Amorphous materials, when submitted to an external deformation such as a constant shear, are known to exhibit a nonlinear response, signature of an out-of-equilibrium phase transition. This highly nontrivial behaviour depends in fact crucially on the intensity of the external driving, which triggers randomly local plastic rearrangements throughout the system, thus constantly updating its local disordered energy landscape. Linking on the one hand the collective behaviour of these local plastic events, and on the other hand the macroscopic nonlinear response, represents a challenging issue from the statistical physics point of view of driven disordered systems.

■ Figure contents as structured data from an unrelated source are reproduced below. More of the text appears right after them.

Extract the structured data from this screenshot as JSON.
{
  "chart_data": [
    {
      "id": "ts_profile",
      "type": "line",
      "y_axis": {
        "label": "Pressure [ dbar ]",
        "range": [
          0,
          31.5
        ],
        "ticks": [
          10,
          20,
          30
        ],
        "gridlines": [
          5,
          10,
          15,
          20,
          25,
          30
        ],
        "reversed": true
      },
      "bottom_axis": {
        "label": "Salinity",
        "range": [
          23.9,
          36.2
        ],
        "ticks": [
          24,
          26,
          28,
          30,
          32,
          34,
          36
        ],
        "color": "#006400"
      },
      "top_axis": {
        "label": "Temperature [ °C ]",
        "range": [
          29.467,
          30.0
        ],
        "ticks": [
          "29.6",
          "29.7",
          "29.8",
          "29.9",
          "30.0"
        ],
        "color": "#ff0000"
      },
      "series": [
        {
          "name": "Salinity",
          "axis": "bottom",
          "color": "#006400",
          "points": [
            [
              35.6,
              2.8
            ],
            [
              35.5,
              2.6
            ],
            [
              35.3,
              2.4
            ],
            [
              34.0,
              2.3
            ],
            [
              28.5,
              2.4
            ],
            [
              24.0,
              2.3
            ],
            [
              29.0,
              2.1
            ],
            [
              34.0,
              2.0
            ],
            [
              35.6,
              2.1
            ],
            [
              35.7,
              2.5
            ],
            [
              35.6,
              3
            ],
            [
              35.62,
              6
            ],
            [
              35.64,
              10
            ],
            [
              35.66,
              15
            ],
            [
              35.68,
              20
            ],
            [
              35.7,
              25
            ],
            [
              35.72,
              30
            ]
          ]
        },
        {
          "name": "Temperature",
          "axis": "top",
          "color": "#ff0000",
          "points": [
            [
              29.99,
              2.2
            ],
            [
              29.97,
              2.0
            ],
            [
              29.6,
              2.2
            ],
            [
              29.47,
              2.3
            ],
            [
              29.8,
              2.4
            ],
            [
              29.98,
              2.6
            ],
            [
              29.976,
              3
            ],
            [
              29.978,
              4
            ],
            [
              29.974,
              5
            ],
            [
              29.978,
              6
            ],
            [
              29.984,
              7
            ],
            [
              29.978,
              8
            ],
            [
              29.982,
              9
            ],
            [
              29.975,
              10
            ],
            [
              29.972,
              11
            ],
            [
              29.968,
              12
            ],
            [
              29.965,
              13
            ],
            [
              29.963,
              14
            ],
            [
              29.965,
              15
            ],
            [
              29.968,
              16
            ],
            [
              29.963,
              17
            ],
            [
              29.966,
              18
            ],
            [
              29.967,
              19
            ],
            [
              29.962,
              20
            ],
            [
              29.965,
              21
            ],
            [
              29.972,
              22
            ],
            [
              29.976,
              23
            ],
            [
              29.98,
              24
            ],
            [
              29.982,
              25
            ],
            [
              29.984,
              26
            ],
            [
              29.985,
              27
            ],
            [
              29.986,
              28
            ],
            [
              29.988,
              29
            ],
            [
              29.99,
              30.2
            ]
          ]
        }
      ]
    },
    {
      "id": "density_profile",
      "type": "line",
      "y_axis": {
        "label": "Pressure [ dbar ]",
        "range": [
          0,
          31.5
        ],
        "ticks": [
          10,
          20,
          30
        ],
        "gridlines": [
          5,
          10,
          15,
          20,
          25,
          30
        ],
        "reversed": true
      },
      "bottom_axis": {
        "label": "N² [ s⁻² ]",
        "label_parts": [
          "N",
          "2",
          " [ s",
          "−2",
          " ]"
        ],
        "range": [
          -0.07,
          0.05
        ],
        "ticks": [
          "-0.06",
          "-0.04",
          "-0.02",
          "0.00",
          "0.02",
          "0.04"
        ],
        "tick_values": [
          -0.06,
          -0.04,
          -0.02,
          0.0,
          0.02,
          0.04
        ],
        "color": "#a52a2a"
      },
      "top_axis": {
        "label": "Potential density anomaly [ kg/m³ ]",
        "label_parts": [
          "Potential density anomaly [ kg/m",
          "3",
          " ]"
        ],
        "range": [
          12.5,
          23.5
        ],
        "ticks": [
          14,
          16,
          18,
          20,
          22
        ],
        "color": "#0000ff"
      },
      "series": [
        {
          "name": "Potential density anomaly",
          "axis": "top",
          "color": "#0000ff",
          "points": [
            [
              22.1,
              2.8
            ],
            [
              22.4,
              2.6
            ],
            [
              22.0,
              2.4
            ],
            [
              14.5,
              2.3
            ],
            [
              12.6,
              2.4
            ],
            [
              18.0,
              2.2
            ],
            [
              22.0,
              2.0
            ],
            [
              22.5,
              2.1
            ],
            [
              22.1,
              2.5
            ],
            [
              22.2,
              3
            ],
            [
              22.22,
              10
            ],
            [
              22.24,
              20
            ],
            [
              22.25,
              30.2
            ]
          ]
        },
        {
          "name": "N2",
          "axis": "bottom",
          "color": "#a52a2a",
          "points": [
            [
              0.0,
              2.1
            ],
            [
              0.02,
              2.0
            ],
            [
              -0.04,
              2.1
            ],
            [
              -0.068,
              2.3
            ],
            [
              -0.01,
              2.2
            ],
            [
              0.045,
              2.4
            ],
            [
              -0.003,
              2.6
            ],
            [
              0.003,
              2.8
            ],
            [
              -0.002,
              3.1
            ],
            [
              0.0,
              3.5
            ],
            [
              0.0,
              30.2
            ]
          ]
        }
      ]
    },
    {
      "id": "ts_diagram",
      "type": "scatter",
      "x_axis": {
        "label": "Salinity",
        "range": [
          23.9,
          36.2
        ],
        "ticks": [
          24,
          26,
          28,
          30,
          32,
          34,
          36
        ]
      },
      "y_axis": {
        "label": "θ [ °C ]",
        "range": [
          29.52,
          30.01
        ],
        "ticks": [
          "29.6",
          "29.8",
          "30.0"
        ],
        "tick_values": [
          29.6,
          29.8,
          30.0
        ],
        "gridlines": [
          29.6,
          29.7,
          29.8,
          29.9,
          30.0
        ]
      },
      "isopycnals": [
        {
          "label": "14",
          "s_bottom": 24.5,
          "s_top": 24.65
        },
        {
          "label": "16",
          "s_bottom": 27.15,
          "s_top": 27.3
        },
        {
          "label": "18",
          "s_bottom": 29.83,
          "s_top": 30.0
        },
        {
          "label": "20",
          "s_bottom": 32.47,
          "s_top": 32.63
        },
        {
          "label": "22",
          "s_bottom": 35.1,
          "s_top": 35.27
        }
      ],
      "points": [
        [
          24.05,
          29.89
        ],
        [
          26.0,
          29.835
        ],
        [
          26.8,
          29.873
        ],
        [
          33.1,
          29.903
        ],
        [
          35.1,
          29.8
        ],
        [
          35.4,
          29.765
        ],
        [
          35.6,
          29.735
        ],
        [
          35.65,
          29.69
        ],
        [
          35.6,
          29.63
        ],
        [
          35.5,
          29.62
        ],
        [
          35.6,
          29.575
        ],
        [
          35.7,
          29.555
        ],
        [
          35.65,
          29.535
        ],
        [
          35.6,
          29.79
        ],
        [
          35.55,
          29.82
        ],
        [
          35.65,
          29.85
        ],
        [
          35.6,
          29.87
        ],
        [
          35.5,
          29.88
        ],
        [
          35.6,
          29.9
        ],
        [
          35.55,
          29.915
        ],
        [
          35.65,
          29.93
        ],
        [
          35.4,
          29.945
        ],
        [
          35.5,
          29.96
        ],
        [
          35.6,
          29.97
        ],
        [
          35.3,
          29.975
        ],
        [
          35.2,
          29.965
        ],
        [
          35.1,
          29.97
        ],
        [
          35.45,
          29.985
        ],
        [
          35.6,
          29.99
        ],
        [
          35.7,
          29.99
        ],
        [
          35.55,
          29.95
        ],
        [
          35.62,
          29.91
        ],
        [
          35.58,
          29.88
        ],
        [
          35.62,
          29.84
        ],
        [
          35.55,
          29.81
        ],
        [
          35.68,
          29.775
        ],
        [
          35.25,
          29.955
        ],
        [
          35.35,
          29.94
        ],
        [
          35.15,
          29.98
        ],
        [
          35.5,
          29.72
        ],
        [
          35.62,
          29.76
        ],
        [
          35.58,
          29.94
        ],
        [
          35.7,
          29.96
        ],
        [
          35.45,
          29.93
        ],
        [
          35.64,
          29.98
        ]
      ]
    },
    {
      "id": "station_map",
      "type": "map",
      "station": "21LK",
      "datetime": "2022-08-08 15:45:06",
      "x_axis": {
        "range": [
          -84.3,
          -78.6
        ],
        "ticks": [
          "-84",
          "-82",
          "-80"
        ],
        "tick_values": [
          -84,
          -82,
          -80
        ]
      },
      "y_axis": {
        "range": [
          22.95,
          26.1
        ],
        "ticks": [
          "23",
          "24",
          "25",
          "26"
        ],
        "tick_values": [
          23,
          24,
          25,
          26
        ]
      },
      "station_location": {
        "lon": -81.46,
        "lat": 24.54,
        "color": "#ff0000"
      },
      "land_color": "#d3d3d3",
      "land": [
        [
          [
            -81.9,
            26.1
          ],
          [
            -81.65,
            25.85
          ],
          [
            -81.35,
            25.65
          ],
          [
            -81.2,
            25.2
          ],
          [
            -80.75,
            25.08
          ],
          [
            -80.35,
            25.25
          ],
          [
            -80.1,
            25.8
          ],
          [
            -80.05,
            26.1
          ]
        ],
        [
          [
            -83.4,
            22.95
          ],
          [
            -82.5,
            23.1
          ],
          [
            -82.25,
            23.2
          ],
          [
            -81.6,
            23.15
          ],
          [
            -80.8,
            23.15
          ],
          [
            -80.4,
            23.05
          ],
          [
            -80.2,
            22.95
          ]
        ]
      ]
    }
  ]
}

Several mean-field 'elasto-plastic' models have been developed, at a mesoscopic scale defined by the typical size of individual plastic events. These mean-field descriptions have proven to be rather successful in reproducing certain features observed in sheared disordered systems, but not all at once; moreover, a consistent picture connecting them is still missing. Here I will discuss the physical ingredients that are put in such mean-field models, in particular the assumptions underlying the effective stochastic process defining them. I will focus on the steady-state response of athermal systems, when the velocity of the deformation (i.e. shear rate) is controlled, discussing specifically the so-called `Hébraud-Lequeux’ model and its generalisations.

Related publications:
E. Agoritsas, E. Bertin, K. Martens, & J.-L. Barrat, Eur. Phys. J. E 38, 71 (2015).
E. Agoritsas & K. Martens, Soft Matter 13, 4653 (2017).
D. A. Matoz-Fernandez, E. Agoritsas, J.-L. Barrat, E. Bertin, & K. Martens, Phys. Rev. Lett. 118, 158105 (2017).